C57BL/6N-Atm1Brd-derived JM8A3.N1 embryonic stem (ES) cells containing a targeted mutation of the gap junction protein, epsilon 1 (Gje1) gene were obtained from The European Conditional Mouse Mutagenesis Program (EUCOMM). The mutant allele has, from 5’ to 3’, a FRT site, a β-galactosidase and polyA sequence, a loxP site, a neomycin resistance (neo) cassette, a second FRT site, and loxP sites flanking exon 2. Correctly targeted ES cells were injected into C57BL/6J blastocysts. The resulting chimeric animals were tested for germline transmission. Upon arrival, sperm was cryopreserved. To establish our live colony, an aliquot of frozen sperm was used to fertilize C57BL/6NJ oocytes (Stock No. 005304).

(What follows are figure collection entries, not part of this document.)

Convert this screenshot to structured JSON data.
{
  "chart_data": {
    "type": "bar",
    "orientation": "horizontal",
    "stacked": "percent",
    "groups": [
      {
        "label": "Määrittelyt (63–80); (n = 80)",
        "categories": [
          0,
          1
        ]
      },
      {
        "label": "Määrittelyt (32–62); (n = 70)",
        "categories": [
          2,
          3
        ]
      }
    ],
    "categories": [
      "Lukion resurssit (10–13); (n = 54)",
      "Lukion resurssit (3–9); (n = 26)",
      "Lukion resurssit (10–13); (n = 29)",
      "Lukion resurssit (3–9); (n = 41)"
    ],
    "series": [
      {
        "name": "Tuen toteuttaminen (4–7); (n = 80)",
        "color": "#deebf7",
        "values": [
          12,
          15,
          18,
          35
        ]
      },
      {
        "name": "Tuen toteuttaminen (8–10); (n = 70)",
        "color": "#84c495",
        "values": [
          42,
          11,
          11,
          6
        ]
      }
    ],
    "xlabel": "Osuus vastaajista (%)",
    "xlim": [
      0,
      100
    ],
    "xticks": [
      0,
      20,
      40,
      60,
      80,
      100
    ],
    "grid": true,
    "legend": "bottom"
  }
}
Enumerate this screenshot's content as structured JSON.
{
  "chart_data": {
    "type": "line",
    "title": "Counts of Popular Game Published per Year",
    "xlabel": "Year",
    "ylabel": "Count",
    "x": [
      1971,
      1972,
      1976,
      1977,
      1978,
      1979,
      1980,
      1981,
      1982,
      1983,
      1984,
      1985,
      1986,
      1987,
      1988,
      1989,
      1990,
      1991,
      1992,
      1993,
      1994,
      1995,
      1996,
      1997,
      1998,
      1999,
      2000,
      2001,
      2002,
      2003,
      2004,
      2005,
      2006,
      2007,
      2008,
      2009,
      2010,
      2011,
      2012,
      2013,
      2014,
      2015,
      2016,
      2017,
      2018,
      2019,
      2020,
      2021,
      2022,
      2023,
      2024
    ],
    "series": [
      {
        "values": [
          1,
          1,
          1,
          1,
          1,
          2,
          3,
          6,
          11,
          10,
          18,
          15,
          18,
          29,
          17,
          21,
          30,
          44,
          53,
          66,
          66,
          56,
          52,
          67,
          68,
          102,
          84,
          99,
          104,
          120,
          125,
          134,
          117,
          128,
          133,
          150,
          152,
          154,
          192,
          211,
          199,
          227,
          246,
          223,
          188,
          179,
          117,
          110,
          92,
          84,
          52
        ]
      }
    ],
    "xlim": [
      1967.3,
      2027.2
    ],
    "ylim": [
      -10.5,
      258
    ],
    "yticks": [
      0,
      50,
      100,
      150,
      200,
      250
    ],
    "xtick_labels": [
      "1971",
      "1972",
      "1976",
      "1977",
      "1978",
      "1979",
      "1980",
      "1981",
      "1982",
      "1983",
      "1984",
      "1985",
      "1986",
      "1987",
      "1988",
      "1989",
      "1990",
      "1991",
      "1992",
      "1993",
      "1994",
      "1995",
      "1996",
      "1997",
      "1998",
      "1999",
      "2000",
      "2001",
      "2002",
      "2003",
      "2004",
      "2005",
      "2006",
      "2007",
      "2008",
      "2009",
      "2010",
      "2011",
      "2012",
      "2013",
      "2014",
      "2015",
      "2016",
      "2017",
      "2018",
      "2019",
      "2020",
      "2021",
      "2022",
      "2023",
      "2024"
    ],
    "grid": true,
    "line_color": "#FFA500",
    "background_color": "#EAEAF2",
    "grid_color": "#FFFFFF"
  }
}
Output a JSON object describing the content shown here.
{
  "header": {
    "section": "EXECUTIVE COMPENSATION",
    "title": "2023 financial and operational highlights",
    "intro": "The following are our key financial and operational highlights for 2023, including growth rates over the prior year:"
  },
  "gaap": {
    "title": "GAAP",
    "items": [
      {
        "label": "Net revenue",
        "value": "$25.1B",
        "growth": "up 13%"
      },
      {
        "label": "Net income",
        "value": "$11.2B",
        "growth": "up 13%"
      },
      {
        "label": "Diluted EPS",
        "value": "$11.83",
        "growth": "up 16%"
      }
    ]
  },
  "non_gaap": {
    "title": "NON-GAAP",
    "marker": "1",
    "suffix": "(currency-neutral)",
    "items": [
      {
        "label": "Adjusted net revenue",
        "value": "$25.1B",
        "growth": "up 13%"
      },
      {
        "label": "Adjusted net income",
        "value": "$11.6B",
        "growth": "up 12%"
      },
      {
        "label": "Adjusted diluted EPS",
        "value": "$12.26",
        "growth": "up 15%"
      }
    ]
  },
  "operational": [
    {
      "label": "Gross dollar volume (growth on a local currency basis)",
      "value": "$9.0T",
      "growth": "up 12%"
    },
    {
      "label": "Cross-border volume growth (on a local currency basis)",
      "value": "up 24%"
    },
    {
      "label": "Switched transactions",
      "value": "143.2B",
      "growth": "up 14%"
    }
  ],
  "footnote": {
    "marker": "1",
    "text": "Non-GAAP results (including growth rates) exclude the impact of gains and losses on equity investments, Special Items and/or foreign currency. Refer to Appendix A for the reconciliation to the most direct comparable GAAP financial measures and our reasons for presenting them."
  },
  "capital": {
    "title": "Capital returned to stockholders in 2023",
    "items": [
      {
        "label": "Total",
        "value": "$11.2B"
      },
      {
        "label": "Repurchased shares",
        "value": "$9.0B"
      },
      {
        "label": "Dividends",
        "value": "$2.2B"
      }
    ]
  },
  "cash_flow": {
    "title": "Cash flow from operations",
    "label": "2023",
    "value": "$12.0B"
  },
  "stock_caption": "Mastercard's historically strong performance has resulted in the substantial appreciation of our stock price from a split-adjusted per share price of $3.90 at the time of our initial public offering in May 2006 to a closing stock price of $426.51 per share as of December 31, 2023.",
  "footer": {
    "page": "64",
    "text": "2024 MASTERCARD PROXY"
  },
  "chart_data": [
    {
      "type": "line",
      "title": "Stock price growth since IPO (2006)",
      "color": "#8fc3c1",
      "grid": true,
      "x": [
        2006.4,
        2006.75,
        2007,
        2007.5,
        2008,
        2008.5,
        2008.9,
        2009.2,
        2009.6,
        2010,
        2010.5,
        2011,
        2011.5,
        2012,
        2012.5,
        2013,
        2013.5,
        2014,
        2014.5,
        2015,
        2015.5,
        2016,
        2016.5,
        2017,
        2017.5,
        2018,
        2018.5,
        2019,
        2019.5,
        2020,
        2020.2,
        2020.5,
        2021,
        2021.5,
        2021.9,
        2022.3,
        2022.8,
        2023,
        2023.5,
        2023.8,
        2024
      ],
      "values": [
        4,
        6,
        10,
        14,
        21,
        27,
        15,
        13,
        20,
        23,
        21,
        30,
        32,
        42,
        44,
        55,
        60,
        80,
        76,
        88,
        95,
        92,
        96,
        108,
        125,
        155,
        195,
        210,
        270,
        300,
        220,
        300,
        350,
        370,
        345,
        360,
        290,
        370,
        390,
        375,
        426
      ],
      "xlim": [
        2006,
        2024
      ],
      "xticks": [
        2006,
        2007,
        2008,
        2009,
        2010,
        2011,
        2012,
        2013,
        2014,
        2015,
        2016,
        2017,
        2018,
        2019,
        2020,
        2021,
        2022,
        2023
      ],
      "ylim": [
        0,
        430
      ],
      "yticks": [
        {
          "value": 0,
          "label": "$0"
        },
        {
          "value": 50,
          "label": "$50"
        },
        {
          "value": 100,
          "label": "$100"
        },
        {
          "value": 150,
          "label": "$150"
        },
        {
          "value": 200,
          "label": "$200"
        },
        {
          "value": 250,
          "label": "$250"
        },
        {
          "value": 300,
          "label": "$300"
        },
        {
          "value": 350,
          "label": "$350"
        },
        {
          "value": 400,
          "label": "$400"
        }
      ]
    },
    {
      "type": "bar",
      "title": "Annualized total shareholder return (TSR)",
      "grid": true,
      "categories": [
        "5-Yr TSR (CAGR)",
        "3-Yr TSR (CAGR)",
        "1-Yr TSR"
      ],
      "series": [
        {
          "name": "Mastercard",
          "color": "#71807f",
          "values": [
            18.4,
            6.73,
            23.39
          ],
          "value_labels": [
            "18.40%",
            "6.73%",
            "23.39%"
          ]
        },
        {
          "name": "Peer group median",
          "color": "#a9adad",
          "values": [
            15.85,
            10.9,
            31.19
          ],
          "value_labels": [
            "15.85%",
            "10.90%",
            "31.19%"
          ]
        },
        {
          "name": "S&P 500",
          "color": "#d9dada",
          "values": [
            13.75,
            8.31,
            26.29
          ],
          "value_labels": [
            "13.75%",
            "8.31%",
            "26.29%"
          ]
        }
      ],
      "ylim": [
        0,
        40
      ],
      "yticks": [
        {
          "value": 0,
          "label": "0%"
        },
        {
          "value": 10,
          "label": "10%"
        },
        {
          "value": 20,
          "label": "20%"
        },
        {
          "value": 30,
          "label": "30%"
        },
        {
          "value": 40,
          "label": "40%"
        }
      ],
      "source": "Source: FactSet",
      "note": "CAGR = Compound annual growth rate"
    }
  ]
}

|Allele Name||targeted mutation 1c, Helmholtz Zentrum Muenchen GmbH|
|Allele Type||Targeted (Conditional ready (e.g. floxed))|
|Gene Symbol and Name||Gje1, gap junction protein, epsilon 1|
|Strain of Origin||C57BL/6N-Atm1Brd|
|Molecular Note||Flp-mediated excision of the parental Gje1m1a(EUCOMM)Wtsi allele resulted in the removal of the promoter-driven neomycin selection cassette and the inserted lacZ reporter sequence, leaving behind the loxP-flanked critical exon(s). Further information on targeting strategies used for this and other IKMC alleles can be found at http://www.informatics.jax.org/mgihome/nomen/IKMC_schematics.shtml.|
When maintaining a live colony mice homozygous for the floxed allele may be bred together.
When using the Cx23flox mouse strain in a publication, please cite the originating article(s) and include JAX stock #029034 in your Materials and Methods section.